Sorry Shadow, back when homesteading was big in the 1950s and 1960s here, there was WONDERFUL land to be had. I know several folks that homesteaded and got 160 acres+ but had to put in roads, power, and clearings as well as plant crops. My in-laws did it in the 1950s and still live on their homestead *ON* THE BANKS OF THE WORLD-FAMOUS KENAI RIVER. :hobbyhors

I'm not clear on the details but there was something about it being very inexpensive or even free to acquire if they were military (they were) and did all the aforementioned required items. The requirements, as I understand them though, did not include a mandate to *continue* farming the land. Just clear & plant and you were good. Most folks planted timothy hay because it was readily available, grew well, and often had a market if anyone wanted to bother cutting it. Otherwise it looked pretty and encouraged wildlife to visit. 

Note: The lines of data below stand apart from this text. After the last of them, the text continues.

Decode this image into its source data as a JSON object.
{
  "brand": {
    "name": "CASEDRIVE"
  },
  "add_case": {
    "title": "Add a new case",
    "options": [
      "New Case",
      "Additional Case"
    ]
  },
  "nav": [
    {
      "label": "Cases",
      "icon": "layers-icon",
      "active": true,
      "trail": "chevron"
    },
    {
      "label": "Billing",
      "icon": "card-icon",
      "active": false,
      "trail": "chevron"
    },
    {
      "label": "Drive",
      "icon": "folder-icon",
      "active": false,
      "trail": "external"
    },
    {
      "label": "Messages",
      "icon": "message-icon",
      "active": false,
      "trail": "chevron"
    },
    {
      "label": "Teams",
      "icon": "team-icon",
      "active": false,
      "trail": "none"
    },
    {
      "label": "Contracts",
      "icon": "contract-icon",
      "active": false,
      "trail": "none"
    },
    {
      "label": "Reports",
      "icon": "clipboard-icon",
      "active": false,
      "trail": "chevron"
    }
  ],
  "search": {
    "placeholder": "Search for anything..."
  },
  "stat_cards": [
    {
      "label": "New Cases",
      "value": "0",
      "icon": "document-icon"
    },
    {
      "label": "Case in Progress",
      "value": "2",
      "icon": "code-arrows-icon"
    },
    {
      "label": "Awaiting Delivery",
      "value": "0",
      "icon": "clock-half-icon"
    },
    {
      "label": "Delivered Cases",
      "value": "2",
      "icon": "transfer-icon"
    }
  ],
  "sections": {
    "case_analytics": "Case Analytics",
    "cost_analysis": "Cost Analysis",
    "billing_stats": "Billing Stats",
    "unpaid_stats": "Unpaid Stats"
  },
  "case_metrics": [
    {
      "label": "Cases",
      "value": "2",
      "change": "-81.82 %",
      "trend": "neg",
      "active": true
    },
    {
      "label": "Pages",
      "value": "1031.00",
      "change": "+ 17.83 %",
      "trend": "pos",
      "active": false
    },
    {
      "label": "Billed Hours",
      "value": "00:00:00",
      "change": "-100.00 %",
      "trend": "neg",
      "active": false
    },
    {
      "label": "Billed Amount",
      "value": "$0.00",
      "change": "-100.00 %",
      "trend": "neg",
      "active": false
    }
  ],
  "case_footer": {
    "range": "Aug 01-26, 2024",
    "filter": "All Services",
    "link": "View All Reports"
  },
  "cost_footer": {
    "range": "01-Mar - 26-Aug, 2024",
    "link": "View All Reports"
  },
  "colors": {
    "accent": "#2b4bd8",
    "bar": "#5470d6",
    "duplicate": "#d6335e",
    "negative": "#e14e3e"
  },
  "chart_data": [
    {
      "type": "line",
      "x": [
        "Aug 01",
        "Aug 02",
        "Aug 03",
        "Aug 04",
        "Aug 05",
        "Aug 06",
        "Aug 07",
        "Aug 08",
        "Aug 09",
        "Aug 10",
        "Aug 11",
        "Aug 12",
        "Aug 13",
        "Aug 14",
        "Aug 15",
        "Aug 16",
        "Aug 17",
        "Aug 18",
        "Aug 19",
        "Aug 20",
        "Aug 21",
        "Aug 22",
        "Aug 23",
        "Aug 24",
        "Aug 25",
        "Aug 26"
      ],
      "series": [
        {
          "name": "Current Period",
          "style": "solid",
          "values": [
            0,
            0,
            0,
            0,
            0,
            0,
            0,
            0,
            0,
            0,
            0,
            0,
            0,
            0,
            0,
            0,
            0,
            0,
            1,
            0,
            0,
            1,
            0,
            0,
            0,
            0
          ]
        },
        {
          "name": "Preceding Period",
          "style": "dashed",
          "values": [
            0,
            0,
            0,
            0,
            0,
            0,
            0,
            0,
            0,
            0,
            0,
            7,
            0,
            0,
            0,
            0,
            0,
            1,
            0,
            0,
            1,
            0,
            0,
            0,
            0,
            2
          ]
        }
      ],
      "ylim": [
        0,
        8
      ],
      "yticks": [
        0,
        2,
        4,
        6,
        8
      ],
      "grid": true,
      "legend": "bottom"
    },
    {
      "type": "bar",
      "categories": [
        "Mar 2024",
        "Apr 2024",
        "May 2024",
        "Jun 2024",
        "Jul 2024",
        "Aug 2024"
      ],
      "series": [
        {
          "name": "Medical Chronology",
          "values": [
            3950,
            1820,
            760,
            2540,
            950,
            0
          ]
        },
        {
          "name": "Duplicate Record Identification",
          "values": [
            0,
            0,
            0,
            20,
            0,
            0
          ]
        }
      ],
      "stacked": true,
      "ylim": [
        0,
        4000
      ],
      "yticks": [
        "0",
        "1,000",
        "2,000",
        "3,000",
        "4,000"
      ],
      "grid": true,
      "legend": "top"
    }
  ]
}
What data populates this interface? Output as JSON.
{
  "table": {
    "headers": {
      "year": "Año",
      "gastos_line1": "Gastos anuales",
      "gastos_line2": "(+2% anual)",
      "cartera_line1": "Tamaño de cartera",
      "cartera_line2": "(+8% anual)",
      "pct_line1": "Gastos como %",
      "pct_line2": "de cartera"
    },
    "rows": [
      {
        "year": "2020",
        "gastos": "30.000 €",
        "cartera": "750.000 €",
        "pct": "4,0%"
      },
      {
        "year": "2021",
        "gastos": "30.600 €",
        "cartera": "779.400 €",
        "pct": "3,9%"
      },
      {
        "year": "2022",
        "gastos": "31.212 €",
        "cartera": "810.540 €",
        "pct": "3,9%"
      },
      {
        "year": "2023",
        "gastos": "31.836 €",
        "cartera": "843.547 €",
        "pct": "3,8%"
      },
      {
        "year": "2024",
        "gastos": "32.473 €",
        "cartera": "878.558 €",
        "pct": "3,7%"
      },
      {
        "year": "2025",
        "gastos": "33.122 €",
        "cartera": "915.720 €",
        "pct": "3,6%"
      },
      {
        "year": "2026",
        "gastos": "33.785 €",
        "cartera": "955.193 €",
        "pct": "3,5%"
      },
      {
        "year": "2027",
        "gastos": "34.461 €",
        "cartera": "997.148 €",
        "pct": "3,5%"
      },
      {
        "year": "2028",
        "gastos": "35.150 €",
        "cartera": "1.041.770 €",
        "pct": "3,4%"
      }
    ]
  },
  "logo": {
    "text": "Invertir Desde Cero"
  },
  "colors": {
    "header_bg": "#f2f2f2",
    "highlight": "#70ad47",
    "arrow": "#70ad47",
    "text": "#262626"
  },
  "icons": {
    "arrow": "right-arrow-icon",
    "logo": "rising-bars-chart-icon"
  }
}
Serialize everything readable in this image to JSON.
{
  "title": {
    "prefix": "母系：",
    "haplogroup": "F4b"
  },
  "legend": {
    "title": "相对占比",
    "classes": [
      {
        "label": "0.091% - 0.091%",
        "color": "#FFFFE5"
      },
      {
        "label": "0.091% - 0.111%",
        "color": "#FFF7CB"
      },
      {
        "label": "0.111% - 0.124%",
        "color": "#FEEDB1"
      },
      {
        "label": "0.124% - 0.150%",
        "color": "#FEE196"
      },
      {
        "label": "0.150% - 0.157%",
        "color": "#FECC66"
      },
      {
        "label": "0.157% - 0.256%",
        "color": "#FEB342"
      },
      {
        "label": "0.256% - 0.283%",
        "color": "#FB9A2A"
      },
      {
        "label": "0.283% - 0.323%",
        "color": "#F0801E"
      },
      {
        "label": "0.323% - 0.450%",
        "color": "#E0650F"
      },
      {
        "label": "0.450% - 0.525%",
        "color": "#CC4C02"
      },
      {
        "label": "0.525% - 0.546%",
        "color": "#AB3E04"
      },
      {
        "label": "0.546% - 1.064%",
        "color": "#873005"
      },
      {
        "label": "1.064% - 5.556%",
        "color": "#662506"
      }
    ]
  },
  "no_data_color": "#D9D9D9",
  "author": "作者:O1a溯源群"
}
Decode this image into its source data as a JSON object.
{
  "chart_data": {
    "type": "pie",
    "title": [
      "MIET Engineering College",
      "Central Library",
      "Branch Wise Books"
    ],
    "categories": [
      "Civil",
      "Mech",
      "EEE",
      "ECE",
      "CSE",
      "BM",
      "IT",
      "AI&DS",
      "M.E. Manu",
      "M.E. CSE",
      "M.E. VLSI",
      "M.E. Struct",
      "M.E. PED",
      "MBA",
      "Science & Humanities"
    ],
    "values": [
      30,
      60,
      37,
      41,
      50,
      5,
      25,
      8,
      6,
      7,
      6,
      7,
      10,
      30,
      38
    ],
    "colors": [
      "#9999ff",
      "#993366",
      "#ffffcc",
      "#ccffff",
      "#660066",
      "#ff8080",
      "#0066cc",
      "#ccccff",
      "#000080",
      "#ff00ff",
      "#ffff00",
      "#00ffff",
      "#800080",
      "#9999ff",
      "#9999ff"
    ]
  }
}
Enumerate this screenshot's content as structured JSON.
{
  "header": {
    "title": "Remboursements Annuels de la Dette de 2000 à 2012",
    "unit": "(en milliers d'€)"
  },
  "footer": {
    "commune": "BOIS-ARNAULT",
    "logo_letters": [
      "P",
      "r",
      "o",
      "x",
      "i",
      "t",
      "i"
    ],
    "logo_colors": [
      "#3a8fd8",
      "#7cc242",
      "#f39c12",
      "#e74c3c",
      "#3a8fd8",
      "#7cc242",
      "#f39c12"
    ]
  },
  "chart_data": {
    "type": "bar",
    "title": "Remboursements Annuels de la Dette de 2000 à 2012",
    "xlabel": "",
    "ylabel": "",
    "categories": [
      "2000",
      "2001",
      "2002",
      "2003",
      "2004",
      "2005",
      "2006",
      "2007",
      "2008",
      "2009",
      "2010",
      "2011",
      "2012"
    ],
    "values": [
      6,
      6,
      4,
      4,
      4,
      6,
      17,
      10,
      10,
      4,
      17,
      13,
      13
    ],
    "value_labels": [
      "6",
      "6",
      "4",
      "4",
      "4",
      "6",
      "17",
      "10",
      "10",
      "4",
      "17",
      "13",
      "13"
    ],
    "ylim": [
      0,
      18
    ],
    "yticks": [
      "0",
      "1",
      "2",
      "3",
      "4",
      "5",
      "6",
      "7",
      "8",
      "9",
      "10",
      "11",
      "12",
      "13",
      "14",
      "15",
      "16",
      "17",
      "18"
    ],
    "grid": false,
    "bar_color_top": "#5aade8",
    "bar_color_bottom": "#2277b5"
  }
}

Many families around here homesteaded and they work the land for agricultural use or have sold off bits and pieces when subdivided when the real estate market boomed. Some of the wealthiest frontier families here still live on their original homesteads.

Then there is Agricultural land, so designated by the State of Alaska. Not free and usually not cheap. Usually not fee simple, either. Lots of restrictions on what you can and have to do with the land and just how many homesites you can put on it. Can be a real bugger for resale, especially if you want to subdivide (many cannot do this) or if your crops go south and the market is in the toilet. Many farmers encouraged to relocate here from the MidWest learned this lesson the hard way. Some still haven't learned. We get visitors from other states all the time that think they can make a go of agriculture when they couldn't do it back home where infrastructure existed and feed and fertilizer and fuel weren't so costly.


----------